Authors: Qi Meng, Yue Wang, Wei Chen, Taifeng Wang, Zhi-Ming Ma, Tie-Yan Liu

AAAI 2017 | Conference PDF | Archive PDF | Plain Text | LLM Run Details

Reproducibility Variable Result LLM Response
Research Type Experimental We have conducted experiments on both convex and nonconvex problems, and the experimental results verify our theoretical findings.
Researcher Affiliation Collaboration 1 Peking University, qimeng13@pku.edu.cn; 2Beijing Jiaotong University, 11271012@bjtu.edu.cn 3Microsoft Research, {wche, taifengw, tie-yan.liu}@microsoft.com 4Chinese Academy of Mathematics and Systems Science, mazm@amt.ac.cn
Pseudocode No The paper provides mathematical update rules for GD, SGD, and SVRG in equations (4), (5), (6), and (7), but these are not presented in a clearly labeled pseudocode or algorithm block.
Open Source Code No The paper does not contain any explicit statements or links indicating that the source code for the described methodology is publicly available.

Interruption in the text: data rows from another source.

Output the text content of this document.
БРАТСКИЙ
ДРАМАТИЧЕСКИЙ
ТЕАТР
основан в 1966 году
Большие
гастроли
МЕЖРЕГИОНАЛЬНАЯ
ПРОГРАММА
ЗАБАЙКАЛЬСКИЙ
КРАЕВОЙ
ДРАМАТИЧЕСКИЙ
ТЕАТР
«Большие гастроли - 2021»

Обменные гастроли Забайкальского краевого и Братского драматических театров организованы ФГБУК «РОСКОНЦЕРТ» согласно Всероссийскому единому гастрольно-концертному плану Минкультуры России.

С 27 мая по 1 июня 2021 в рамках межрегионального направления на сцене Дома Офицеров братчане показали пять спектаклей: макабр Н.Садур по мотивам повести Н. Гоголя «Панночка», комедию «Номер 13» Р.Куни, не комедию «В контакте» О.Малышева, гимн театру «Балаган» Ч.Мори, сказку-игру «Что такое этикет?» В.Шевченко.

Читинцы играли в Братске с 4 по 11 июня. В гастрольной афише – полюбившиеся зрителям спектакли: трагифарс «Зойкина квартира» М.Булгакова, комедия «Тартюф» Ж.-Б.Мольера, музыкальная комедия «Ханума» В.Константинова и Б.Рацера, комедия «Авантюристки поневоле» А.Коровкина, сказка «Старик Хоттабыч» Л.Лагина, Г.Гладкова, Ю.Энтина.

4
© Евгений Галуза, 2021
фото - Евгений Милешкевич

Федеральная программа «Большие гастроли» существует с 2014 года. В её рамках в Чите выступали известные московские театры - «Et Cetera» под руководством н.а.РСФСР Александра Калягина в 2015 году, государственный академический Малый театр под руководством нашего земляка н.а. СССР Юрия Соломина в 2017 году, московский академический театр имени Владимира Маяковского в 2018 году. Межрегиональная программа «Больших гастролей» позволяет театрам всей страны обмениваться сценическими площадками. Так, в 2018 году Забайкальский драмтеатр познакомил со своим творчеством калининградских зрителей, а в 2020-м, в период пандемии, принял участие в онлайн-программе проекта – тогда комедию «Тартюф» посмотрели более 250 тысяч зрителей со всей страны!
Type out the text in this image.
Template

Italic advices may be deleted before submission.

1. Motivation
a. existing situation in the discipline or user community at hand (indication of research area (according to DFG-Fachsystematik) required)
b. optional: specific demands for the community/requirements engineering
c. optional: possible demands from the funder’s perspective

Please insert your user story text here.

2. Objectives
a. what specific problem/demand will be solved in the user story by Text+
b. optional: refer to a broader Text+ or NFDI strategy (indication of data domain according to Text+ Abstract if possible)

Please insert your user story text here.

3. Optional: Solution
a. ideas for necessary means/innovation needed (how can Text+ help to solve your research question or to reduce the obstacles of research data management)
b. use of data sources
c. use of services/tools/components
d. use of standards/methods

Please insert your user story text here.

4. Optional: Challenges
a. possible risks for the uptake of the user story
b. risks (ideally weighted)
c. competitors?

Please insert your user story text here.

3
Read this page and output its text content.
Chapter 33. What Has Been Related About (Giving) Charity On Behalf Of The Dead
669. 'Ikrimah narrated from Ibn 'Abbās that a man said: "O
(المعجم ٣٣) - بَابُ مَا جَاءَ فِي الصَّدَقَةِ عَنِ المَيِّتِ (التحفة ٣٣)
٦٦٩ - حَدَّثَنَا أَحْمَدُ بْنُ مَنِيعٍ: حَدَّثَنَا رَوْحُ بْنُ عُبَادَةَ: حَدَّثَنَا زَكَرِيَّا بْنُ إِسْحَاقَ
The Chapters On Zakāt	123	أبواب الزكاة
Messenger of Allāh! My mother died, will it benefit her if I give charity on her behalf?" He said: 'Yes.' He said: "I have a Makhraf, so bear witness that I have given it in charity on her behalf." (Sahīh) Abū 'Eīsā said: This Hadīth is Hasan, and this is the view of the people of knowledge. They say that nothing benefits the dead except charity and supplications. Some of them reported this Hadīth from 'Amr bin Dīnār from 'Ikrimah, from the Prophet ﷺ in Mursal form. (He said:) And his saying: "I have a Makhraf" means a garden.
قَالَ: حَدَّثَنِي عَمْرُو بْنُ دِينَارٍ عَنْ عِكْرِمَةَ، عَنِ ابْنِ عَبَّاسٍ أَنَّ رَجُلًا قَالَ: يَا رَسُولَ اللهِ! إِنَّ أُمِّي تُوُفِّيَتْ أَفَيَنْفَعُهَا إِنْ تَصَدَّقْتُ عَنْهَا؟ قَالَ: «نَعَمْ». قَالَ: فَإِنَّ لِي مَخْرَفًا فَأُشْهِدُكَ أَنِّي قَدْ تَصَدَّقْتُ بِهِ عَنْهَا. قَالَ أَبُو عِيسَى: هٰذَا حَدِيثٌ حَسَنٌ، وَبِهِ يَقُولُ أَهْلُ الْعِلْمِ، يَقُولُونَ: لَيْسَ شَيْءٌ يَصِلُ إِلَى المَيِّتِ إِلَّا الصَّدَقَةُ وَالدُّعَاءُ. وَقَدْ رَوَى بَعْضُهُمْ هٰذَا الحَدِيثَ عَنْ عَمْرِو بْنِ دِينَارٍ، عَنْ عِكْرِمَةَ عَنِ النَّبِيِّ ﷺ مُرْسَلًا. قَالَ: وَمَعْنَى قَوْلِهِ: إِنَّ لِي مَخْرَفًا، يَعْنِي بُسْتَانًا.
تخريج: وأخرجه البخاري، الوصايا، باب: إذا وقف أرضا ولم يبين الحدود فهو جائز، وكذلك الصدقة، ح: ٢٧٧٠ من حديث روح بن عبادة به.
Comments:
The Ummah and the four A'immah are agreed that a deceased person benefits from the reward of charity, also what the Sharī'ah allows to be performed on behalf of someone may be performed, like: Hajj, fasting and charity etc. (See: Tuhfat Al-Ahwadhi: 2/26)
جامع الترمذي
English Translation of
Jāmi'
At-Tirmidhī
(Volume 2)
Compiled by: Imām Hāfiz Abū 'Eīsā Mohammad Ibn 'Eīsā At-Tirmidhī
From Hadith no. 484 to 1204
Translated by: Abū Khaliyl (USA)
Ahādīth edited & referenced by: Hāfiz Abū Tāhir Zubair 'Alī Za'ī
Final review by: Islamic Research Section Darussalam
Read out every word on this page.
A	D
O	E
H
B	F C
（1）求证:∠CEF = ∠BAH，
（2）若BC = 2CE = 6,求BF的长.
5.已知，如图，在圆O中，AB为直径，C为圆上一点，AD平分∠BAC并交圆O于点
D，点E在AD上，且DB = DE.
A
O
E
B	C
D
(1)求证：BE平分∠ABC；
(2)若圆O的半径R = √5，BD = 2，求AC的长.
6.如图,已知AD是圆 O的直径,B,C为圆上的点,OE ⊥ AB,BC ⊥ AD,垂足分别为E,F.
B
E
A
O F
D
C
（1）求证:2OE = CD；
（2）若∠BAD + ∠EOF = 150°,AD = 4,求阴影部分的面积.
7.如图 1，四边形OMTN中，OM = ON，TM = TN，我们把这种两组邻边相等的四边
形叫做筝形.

Open Datasets Yes For logistic regression, we conduct binary classification on benchmark dataset rcv1... As compared to the results for logistic regression and linear regression, we have the following observations on the results of neural networks. (1) The convergence rate is slower and the accuracy is lower. This is because of the nonconvexity and the gap between global optimum and local optimum. (2) SVRG is faster than GD and SGD but the differences between them are not as significant as in the convex cases, which is consistent with our discussions in Section 4 by considering the data size of CIFAR 10.
Dataset Splits No The paper mentions "training loss, test loss" and "log-scaled test loss" in Section 5, but it does not provide specific details on training, validation, or test dataset splits (e.g., percentages or sample counts) needed for reproduction.
Hardware Specification No The paper does not specify any hardware details (e.g., CPU, GPU models, memory, or cloud resources) used for running the experiments.
Software Dependencies No The paper does not provide specific version numbers for any software dependencies or libraries used in the experiments.
Experiment Setup Yes For linear regression, we set the step size for GD, SGD, SVRG as 0.032, 0.01/t and 0.005, respectively... For logistic regression, we set the step sizes for GD, SGD, SVRG as 400, 200/t and 1, respectively. For neural networks... We tune the step size for GD, SGD, SVRG and eventually choose 0.03, 0.25/ t and 0.001, respectively... The inner loop size for SVRG for convex problems is set as 2n and that for nonconvex problem is set as 5n. [Also] plus an L2 regularization term with λ = 1/ n.